赤色の雨が降る頃に
 「なあ、何でお前ってそんなに血の気ないの?」
 しばらく車を走らせていると、レイが言った。
 「人間じゃないからだ」
 「ちげーよ、どういう仕組みで青白くなるんだって訊いてるんだよ」
 「僕だって分からないよ。生まれた時からこうだった」
 「じゃあさ、人の血、美味いと思ったことある?」
 「覚えてない。物心ついた時から動物の血ばかりだからな」
 「それじゃ、お前、男と女どっちが好き?どっちか分からないような見た目してるしさ」
 「分からない。どちらとも付き合ったことがあるが、本当の愛というものには辿り着けなかった」
 「はあ」
 レイがため息をついた。
 「何だろ、俺ばっかお前に近づいてない?最初の食いつきはお前だったけど、俺、お前のこと何にも知らねえもん」
 「身の上を話せって?長くなるぞ。なにせ200年生きてるんだからな」
 「うえっ。気が遠くなるな。断るよ。じゃあさ、1つだけきくことにする。はいかいいえで答えられる。お前は、俺を俺らしくいさせてくれるか?」
 僕は、何も言えなくなって、ただ黙々と車を走らせた。
 僕にはそんな力なんてない。誰かを、誰からしくさせてあげることなんかできない。自分の正体を隠すことばかり考えて、他人に優しくできたことなんかない。

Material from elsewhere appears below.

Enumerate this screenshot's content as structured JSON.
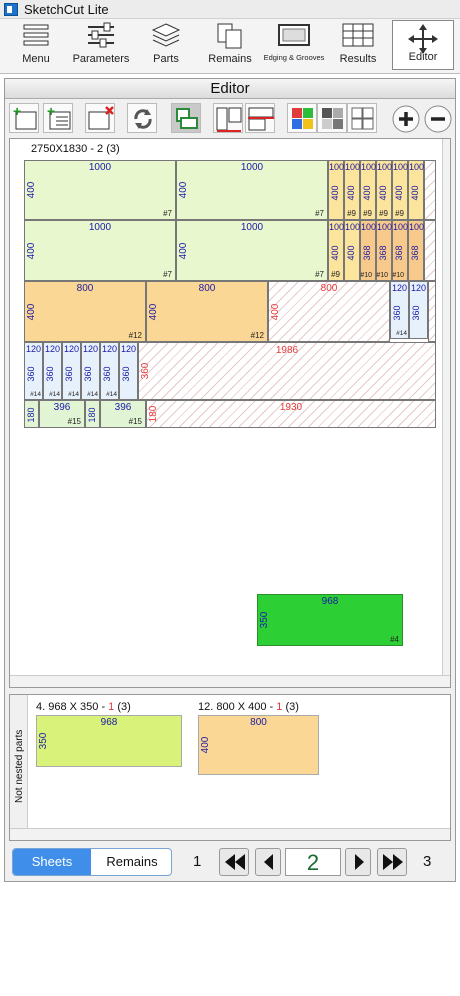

 「欧米の神みたいに全能で、アジアの仏みたいに、淀みない心を持ってるやつなんて、この世にはいないってことくらい分かってる。俺はただ、おっちゃんみたいに、俺っていう人間を受け入れて、自然体でいさせてくれればそれでいいんだよ」
 レイは、僕が考えていることを感じ取ったかのようにそう言った。
 「答えられないなら、俺が言ってやるよ。答えは、"はい"だ。俺がおっちゃんの前で自分を偽ったことなんて無かった。まだ出会って数時間だけど、お前の前でも俺は自分を偽らなかった。偽りの自分を演じれば、アラなんて数分で出る。これだけで、十分な証拠じゃないのか?お前が、俺を俺らしくいさせてくれる奴だっていうことの」
 僕は、信号が赤に変わったのを見て、車を停めた。そして、大きく息を吸い込んだ。
 「…でも、レイ、僕なんかでいいのか?いつ捕まって殺されるかも分からないし、いつ衝動が抑えられなくなって、君の首に噛みつくかもわからない。怖くないのか?」
 「怖いわけねーじゃん」
 間髪入れずにレイが言った。
 「だってお前、おっちゃんと同じ匂いがする」
 「…どういうことだ?」
 僕はよく分からずに、ジャケットの襟に鼻を寄せて匂いを嗅いだ。
 「ドラキュラさんには分からねーよ。俺、シェイプシフターだから、お前とは違うんだ」
 「シェイプシフター…?」
 「俺さ、犬になれるんだ。おっちゃんが死んでから、訳分かんねえ薬ばっかりやってた時期があって、そのうちのどれかにやられたらしいんだよな」
 彼は飄々と言った。
 「いつでもって訳じゃないよ。緊急事態だって悟った時だ。路地でギャングにやられそうになった時に、犬になって逃げ延びたこともあるし。まあ、その時初めて自分の能力に気づいたんだけどな」
 そう言うと、彼は自分のつんと尖った小さな鼻を触りながら、
 「そういう訳で、俺分かるんだよね。ほんとうにいい奴と悪い奴の違い」
 と言った。
 「俺がこの能力を手に入れてから行ったおっちゃんの部屋と同じ匂いなんだよ、お前って」
 「え?」
 「だから分かる。お前は、いざという時、仲間を守れる奴なんだって。心の底から、善意に満ちた奴なんだって」
 そこまで言うと、レイは、窓のところに頬杖をついて、横目で僕の方を見た。
 「ドラキュラさん、また青見逃してるぜ」
 「こ、今度のは君のせいだ!答えが分かってるんなら、わざわざ質問なんかするな!運転に集中させてくれよ!」
 「はいはい、俺が悪かったね」
 僕はまた、アクセルを踏んで、乾いた道路を滑っていった。